Sister Regina's Community Health and Education Project comes with a tarp and a deck of cardboard signs. Children come with babies on their hips. Mothers arrive with children to drop off. Children and teacher spread the tarp out on the cement yard under a house.

Class begins. The children, ages 0 to 10, are attentive. They love the attention from the teacher. They love when she calls them up to answer questions. They sing a song about dengue fever. The dengue fever mosquitos come in the day, they sing, so when you rest in the day make sure to be covered.

Regina let us watch this class and take pictures. The children in the back were distracted, catching my eyes to steal a smile. The teacher was animated though. I couldn't understand the words, but it was clear that Regina was right when she said this was a natural born teacher.

Anyone is welcome to the class, but the parents usually don't attend, and the kids don't travel more than a couple hundred meters from their homes. For this reason, the classes move from one small neighborhood to another. They find a nice patch of concrete under a house and ask the owner if they can hold weekly classes. None of the owners have never objected.
Above, the children demonstrate covering your mouth when you cough so you don't spread tuberculosis.

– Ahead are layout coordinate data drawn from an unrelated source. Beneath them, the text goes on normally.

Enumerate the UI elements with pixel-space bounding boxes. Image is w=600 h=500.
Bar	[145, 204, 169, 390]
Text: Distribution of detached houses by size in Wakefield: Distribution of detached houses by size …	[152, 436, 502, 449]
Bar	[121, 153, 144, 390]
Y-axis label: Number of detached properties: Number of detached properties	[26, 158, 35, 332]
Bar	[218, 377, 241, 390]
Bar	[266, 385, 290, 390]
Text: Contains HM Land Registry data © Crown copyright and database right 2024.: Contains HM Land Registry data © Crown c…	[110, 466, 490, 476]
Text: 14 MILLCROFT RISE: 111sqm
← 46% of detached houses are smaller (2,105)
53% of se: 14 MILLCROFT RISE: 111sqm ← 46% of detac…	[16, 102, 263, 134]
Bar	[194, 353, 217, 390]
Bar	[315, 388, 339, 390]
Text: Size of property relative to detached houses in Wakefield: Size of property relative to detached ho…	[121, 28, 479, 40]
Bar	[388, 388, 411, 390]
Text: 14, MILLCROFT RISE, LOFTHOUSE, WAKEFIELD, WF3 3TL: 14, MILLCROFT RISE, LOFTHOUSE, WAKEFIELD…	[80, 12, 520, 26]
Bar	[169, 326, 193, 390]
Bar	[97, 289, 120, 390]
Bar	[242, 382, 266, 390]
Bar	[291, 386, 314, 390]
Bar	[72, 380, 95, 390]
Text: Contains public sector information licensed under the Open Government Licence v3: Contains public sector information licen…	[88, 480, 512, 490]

Even though the adults don't come, the health messages taught reach the adults as the kids share their new knowledge with their families. Watching the kids, I saw the benefit went well beyond the health education. Children in poor families hear much fewer words than their richer counterparts. The children we saw who didn't attend class wandered about the road unsupervised. I'm not sure what the kids would do all day, but it was clear that this time with the teacher was a time they cherished. The fact that the teachers come shows the kids that someone cares for them, someone takes time for them, and someone wants to hear their voices.

A few houses down another program was set up. Regina had watched the kids playing and noticed that even the older children didn't play with each other, so much as both play with the same thing. She noticed that the kids had trouble with simple puzzles, even the older kids. So they brought toys to play with - puzzles, interactive games and blocks to help the children develop normally socially and intellectually. This playroom was set up inside one of the one room houses, rented from the owners for $50 per month.


The kids were playing a game they had invented using cards with pictures of fruits and vegetables, many of which I couldn't recognize myself, but they all knew the names in Khmer. Unlike the children we'd seen at the orphanage, these kids were too engaged with each other to pay much attention to us. Plus, why would they want to play with grown-ups who can't recognize a sau- mau when they see one?